De algún modo, nada menos que una clase

social reproduciéndose. Me torturan

con delicadeza infinita, dedos finos

envueltos en látex. En los momentos

de dolor más álgido, empiezo

a pensar cómo serán sus vidas y cómo

se acostumbra uno a sufrir en beneficio

de una meta diferida. Escucho

el kitsch musical que no perdona

a nadie. Especulo sobre la habilidad

manual de una profesión que acaso garantiza

un mínimo imaginario de nivel

en la escala onírica de la economía,

aunque sea tan servil, húmeda, monótona

como el trabajo del esclavo para que goce

otro. Y así de a poco en esas tardes


me adormezco y olvido los pinchazos.

No es valor, apenas una respuesta

a la agresión intermitente y prolongada.

Pero yo puedo entender o acordarme

de su cuerpo flaco con la mitad

de lo que pesa ahora, abrochado

a una camilla móvil en la máquina

que filmaría un líquido fosforescente

atravesando los canales de sus órganos

diminutos y tan sólo a dos meses

de arrancar. Puedo verlo todavía llorar

por la inyección del material radioactivo

y cansarse después, cerrar los ojos,

dormirse mientras el aparato del infierno

movía ejes mecánicos y prendía

dispositivos electrónicos. No precisaba

valentía: resignación al presente

por un bien que no está ahí. Yo sí,

y no la tenía, no la quería, pero igual

no se me escapó el grito. Laocoonte

habrá llorado cuando las serpientes

sombrías lo apretaban, aunque no

por sí mismo sino por sus hijos. Era

absurda la condena, sin sentido, casi


estúpidamente divina, y en el instante

en que el aullido enorme parecía

pronunciarse en sus labios, apretó

los dientes y decidió morir como una estatua.

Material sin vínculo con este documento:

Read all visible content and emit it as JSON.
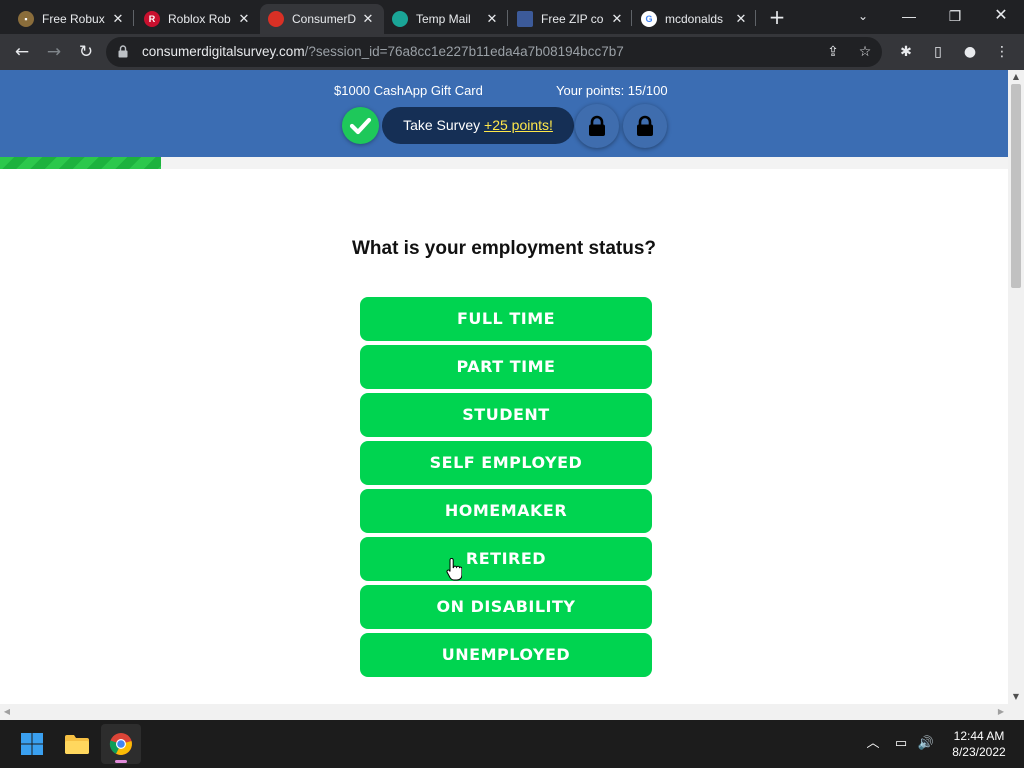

Al bebé le rodeaban el cuerpo los abrojos

de una tecnología cada vez más necia

y soñaba en su belleza inaccesible.

Así son, ahora, mis dentistas, que ignoran

la existencia del mal. Se dedican

a su oficio y no imaginan los tristes

pensamientos del paciente. Despreocupadas

tararean canciones, hablan solas,

y como mi hijito, perfectamente

saludables, se ríen ante el más pequeño

de los gestos que algún otro les hace.